You are absolutely right to be suspicious of the grass lines. In fact, relying on them is one of the most common reasons fans (and even players) disagree with VAR decisions.
Based on the match you are referring to—likely the Liverpool vs. Fulham game from yesterday (January 4, 2026)—where Florian Wirtz's goal was allowed despite looking visually offside, here is why your eyes told you one thing and the computer said another.
1. The "Grass Line" is an Illusion
The light and dark strips on the pitch are not survey-grade markers.
* Aesthetics, not Geometry: These lines are created by groundkeepers mowing the grass in opposite directions (bending the blades so they reflect light differently). They are done for visual appeal, not mathematical precision.
* Wobbly Lines: If you look closely at a pitch from a "bird's eye" view, the mow lines often wiggle, curve, or drift by several inches over the width of the pitch. Relying on them for a millimeter-tight offside call is impossible.
2. The Parallax Effect (The "Leaning" Problem)
This is the biggest culprit. The broadcast camera is almost never perfectly in line with the last defender.
* The Angle Deception: When you view a 3D event (players standing) on a 2D screen from an angle, objects closer to the camera appear to be in a different position relative to the ground than they actually are.
* The "Lamppost" Analogy: Think of looking at two lampposts from an angle. One might look "ahead" of the other visually, but if you drew a line on the ground, they might be level.

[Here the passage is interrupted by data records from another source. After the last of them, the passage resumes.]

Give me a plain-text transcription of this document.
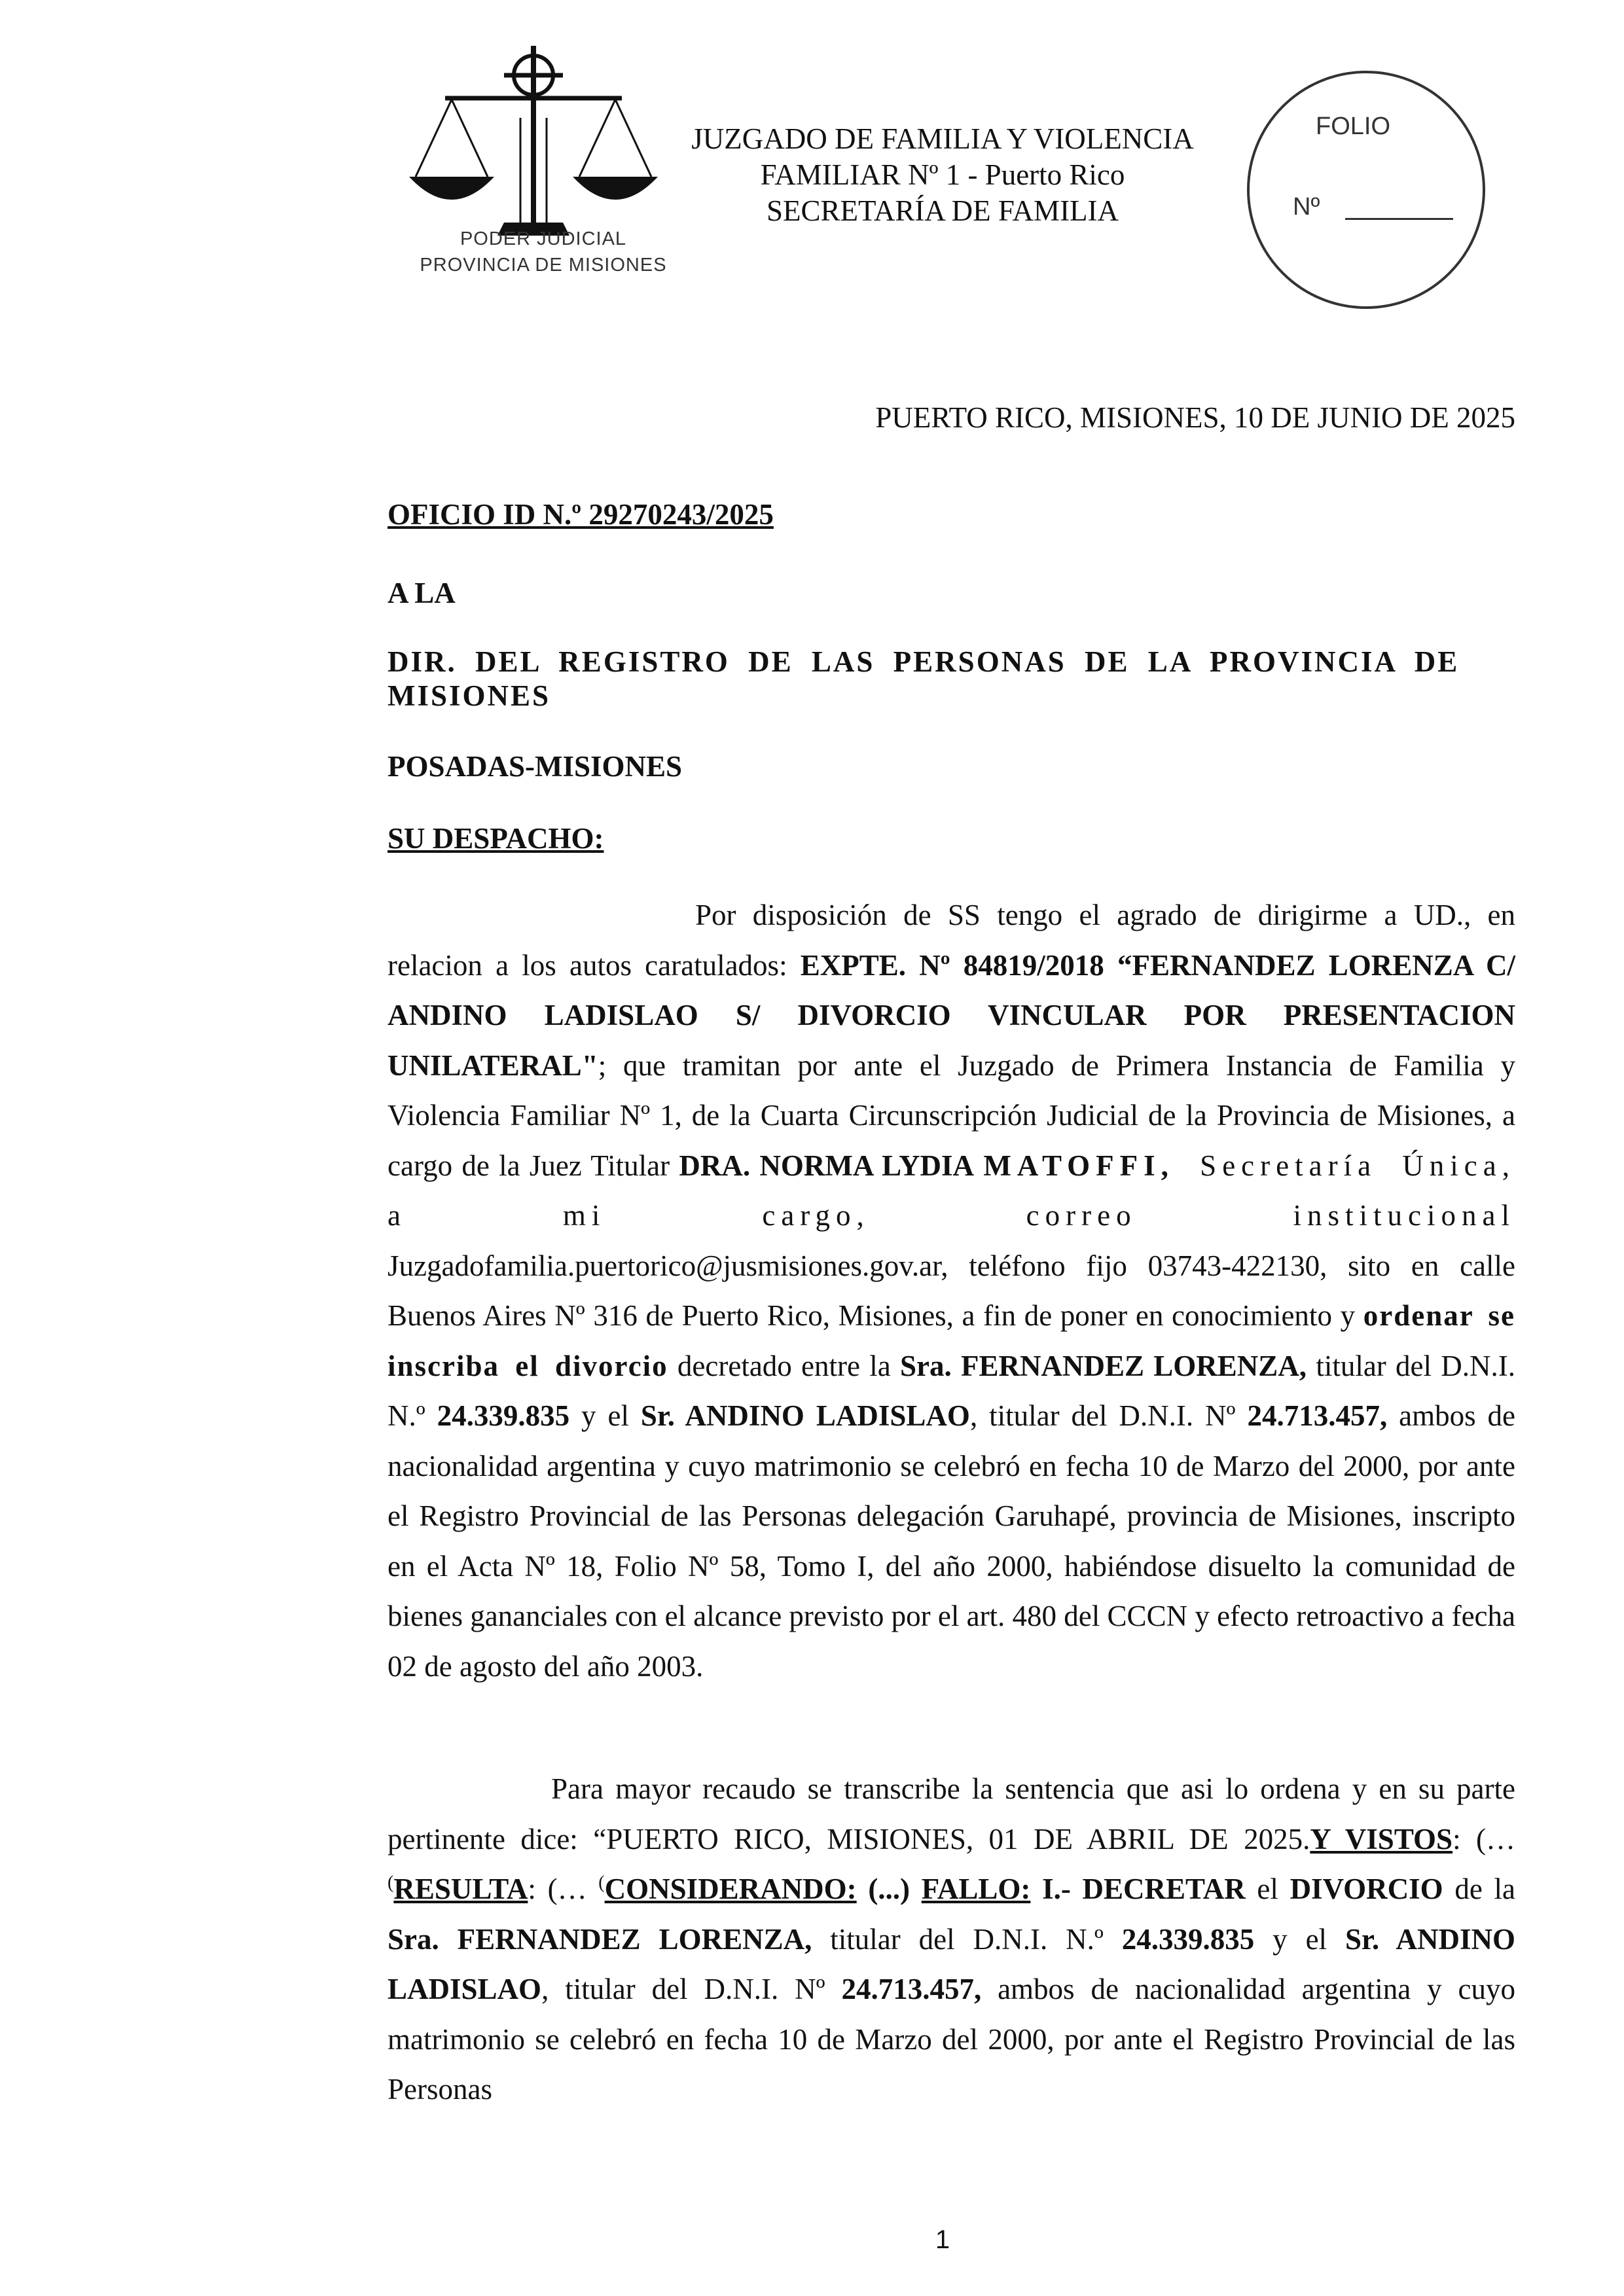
PODER JUDICIAL
PROVINCIA DE MISIONES
JUZGADO DE FAMILIA Y VIOLENCIA
FAMILIAR Nº 1 - Puerto Rico
SECRETARÍA DE FAMILIA
FOLIO
Nº
PUERTO RICO, MISIONES, 10 DE JUNIO DE 2025
OFICIO ID N.º 29270243/2025
A LA
DIR. DEL REGISTRO DE LAS PERSONAS DE LA PROVINCIA DE MISIONES
POSADAS-MISIONES
SU DESPACHO:
Por disposición de SS tengo el agrado de dirigirme a UD., en relacion a los autos caratulados: EXPTE. Nº 84819/2018 “FERNANDEZ LORENZA C/ ANDINO LADISLAO S/ DIVORCIO VINCULAR POR PRESENTACION UNILATERAL"; que tramitan por ante el Juzgado de Primera Instancia de Familia y Violencia Familiar Nº 1, de la Cuarta Circunscripción Judicial de la Provincia de Misiones, a cargo de la Juez Titular DRA. NORMA LYDIA MATOFFI, Secretaría Única, a mi cargo, correo institucional Juzgadofamilia.puertorico@jusmisiones.gov.ar, teléfono fijo 03743-422130, sito en calle Buenos Aires Nº 316 de Puerto Rico, Misiones, a fin de poner en conocimiento y ordenar se inscriba el divorcio decretado entre la Sra. FERNANDEZ LORENZA, titular del D.N.I. N.º 24.339.835 y el Sr. ANDINO LADISLAO, titular del D.N.I. Nº 24.713.457, ambos de nacionalidad argentina y cuyo matrimonio se celebró en fecha 10 de Marzo del 2000, por ante el Registro Provincial de las Personas delegación Garuhapé, provincia de Misiones, inscripto en el Acta Nº 18, Folio Nº 58, Tomo I, del año 2000, habiéndose disuelto la comunidad de bienes gananciales con el alcance previsto por el art. 480 del CCCN y efecto retroactivo a fecha 02 de agosto del año 2003.
Para mayor recaudo se transcribe la sentencia que asi lo ordena y en su parte pertinente dice: “PUERTO RICO, MISIONES, 01 DE ABRIL DE 2025.Y VISTOS: (… (RESULTA: (… (CONSIDERANDO: (...) FALLO: I.- DECRETAR el DIVORCIO de la Sra. FERNANDEZ LORENZA, titular del D.N.I. N.º 24.339.835 y el Sr. ANDINO LADISLAO, titular del D.N.I. Nº 24.713.457, ambos de nacionalidad argentina y cuyo matrimonio se celebró en fecha 10 de Marzo del 2000, por ante el Registro Provincial de las Personas
1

* What VAR sees: The VAR computers (and the Semi-Automated Offside Technology now used in the Premier League) build a 3D model of the pitch. They draw a virtual line that corrects for the camera angle and the curvature of the lens. This often results in a computer line that looks "crooked" compared to the grass, but is actually mathematically straight.
3. The Specific Liverpool Incident
In the case of the Wirtz goal against Fulham:
* Visual vs. Data: To the naked eye (and even to Wirtz, who admitted he didn't celebrate because he thought he was offside), the grass lines made him look ahead of the defender.
* The Reality: The 3D tracking likely showed that while his upper body or head might have been leaning (or the camera angle distorted his position), his feet/playable body parts were hairline-level with the defender's toe when corrected for perspective.
Summary: The grass line is a "lie" created by a lawnmower; the VAR line is a calculated coordinate in a 3D space. When they disagree, the grass is usually the one that is wrong.